Vogelsang: „Gottes Wort an Menschen Ort”: 19 Bibel-Zitate auf Vogelsang

Der Ort Vogelsang und das Christentum waren lange Zeit miteinander unvereinbar. „Gottes Wort an Menschen Ort” heißt nun die Aktion des Bistums Aachen, die die ehemalige NS-Kaderschmiede und die Weltreligion miteinander verbinden soll.

19 Schilder haben die Organisatoren um Pastoralreferent Georg Toporowsky auf dem Gelände verteilt. Auf ihnen nennen bekannte Persönlichkeiten aus der Eifel ihre persönliche Bibelstelle und begründen ihre Wahl.

Persönliche Bibelstellen

So finden sich neben Landrat Günter Rosenke auch NRW-Familienminister Armin Laschet und der Kabarettist Hubert vom Venn. Sie alle wurden gebeten, ihre persönliche Bibelstelle zu benennen.
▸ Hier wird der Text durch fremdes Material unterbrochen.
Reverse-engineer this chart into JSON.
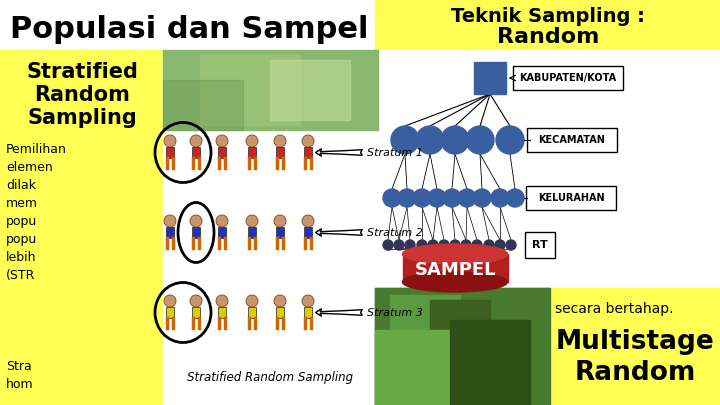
{
  "title_left": "Populasi dan Sampel",
  "title_right_1": "Teknik Sampling :",
  "title_right_2": "Random",
  "subtitle_1": "Stratified",
  "subtitle_2": "Random",
  "subtitle_3": "Sampling",
  "body_lines": [
    "Pemilihan",
    "elemen",
    "dilak",
    "mem",
    "popu",
    "popu",
    "lebih",
    "(STR"
  ],
  "bottom_left_lines": [
    "Stra",
    "hom"
  ],
  "strata_labels": [
    "Stratum 1",
    "Stratum 2",
    "Stratum 3"
  ],
  "hier_labels": [
    "KABUPATEN/KOTA",
    "KECAMATAN",
    "KELURAHAN",
    "RT"
  ],
  "sampel_text": "SAMPEL",
  "bottom_text": "secara bertahap.",
  "multistage_1": "Multistage",
  "multistage_2": "Random",
  "strat_caption": "Stratified Random Sampling",
  "bg_white": "#ffffff",
  "bg_yellow": "#ffff55",
  "node_blue": "#3a5fa0",
  "sampel_red": "#b22020",
  "sampel_red2": "#8b1010",
  "shirt_red": "#cc2222",
  "shirt_blue": "#2233bb",
  "shirt_yellow": "#ddcc00",
  "skin": "#c8956c",
  "leg_color": "#cc6600",
  "green_bg": "#3d6b28"
}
„Ich halte Gott für eine große Kraft”, berichtete Hubert vom Venn, als die Schilder am Samstag präsentiert wurden. Zu Gott gefunden habe er spätestens, als er als Messdiener aktiv war: „Ich habe mit Jürgen von der Lippe die Messe gedient”, verriet der Eifeler Kabarettist. Er entschied sich für Kapitel vier, Vers 20 aus der Apostelgeschichte: „Wir können´s ja nicht lassen, von dem zu reden, was wir gesehen und gehört haben.”

Für Hubert vom Venn ist Vogelsang der Eifeler Ort mit „zu Stein gewordenem Größenwahn”. Daher interpretierte der Kabarettist sein Zitat so: „Gerade hier sollten wir ständig über die mörderischen Taten der Bauherren reden, wobei die Bezeichnung „Herren” für diese Verbrecher und Mörder mit Sicherheit falsch ist.”
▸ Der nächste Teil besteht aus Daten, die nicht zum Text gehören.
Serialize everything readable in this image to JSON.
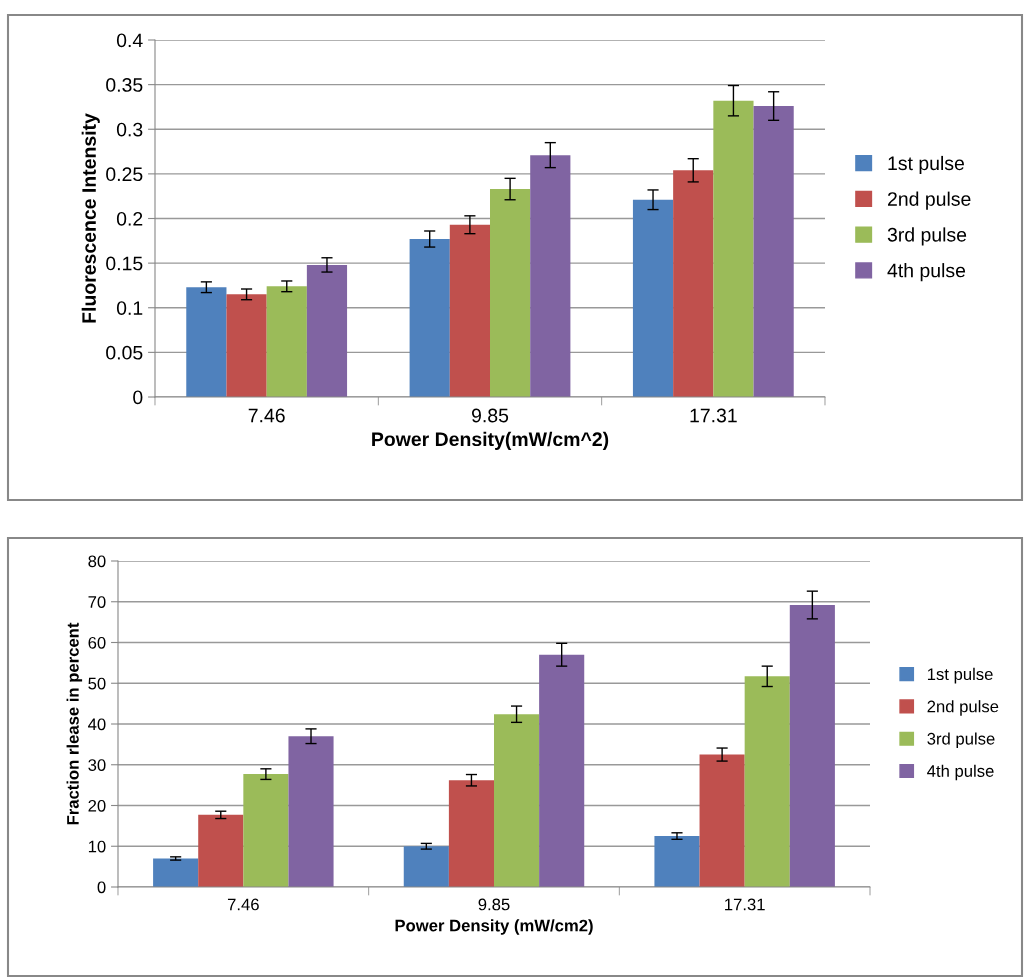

Positiv überrascht von der Resonanz auf die Aktion zeigte sich Georg Toporowsky. „Es gibt ganz unterschiedliche Reaktionen.”
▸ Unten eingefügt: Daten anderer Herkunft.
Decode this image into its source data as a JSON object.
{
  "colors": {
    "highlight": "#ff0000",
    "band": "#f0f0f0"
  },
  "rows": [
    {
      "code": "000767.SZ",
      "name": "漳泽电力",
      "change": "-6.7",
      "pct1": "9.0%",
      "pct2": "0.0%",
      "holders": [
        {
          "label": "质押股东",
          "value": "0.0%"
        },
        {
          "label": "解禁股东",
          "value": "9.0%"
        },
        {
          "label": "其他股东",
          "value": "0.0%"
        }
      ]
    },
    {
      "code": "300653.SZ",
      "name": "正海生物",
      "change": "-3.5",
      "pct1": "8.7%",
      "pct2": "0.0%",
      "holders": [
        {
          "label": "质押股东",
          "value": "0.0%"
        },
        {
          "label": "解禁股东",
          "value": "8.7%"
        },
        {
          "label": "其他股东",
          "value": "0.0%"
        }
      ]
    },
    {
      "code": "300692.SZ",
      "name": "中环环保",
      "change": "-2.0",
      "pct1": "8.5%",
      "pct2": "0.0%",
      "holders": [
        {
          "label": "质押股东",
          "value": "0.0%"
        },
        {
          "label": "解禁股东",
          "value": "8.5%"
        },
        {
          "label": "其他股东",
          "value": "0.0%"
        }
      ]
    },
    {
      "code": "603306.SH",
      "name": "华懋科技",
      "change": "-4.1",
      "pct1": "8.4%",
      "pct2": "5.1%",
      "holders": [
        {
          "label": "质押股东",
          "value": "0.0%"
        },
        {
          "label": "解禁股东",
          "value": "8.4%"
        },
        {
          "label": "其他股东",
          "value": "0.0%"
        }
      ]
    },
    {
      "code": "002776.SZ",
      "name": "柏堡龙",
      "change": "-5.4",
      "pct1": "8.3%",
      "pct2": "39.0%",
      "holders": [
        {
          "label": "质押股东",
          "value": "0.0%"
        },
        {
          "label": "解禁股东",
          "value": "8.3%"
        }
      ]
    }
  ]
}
So ergebe sich durch die abgebildeten Bibelstellen ein „sehr buntes Bild”.

Buntes Bild

Die angeschriebenen Personen hätten über die Umwelt geschrieben, die Zukunft und natürlich die Vergangenheit. Landrat Rosenke entschied sich für den zweiten Timotheusbrief, Kapitel 1, Vers 7: „Gott hat uns nicht einen Geist der Verzagtheit gegeben, sondern den Geist der Kraft, der Liebe und der Besonnenheit.”

Kirche will mitgestalten

Rosenke erklärte dazu: „Für mich soll Vogelsang ein Ort werden, dem das Gute inne wohnt.”

Pastoralreferent Toporowsky sieht in der Aktion einen der Beiträge der Kirche zur Konversion Vogelsangs. So solle mit den Schildern gezeigt werden, dass die Kirche den Ort Vogelsang angenommen habe und ihn mitgestalten möchte.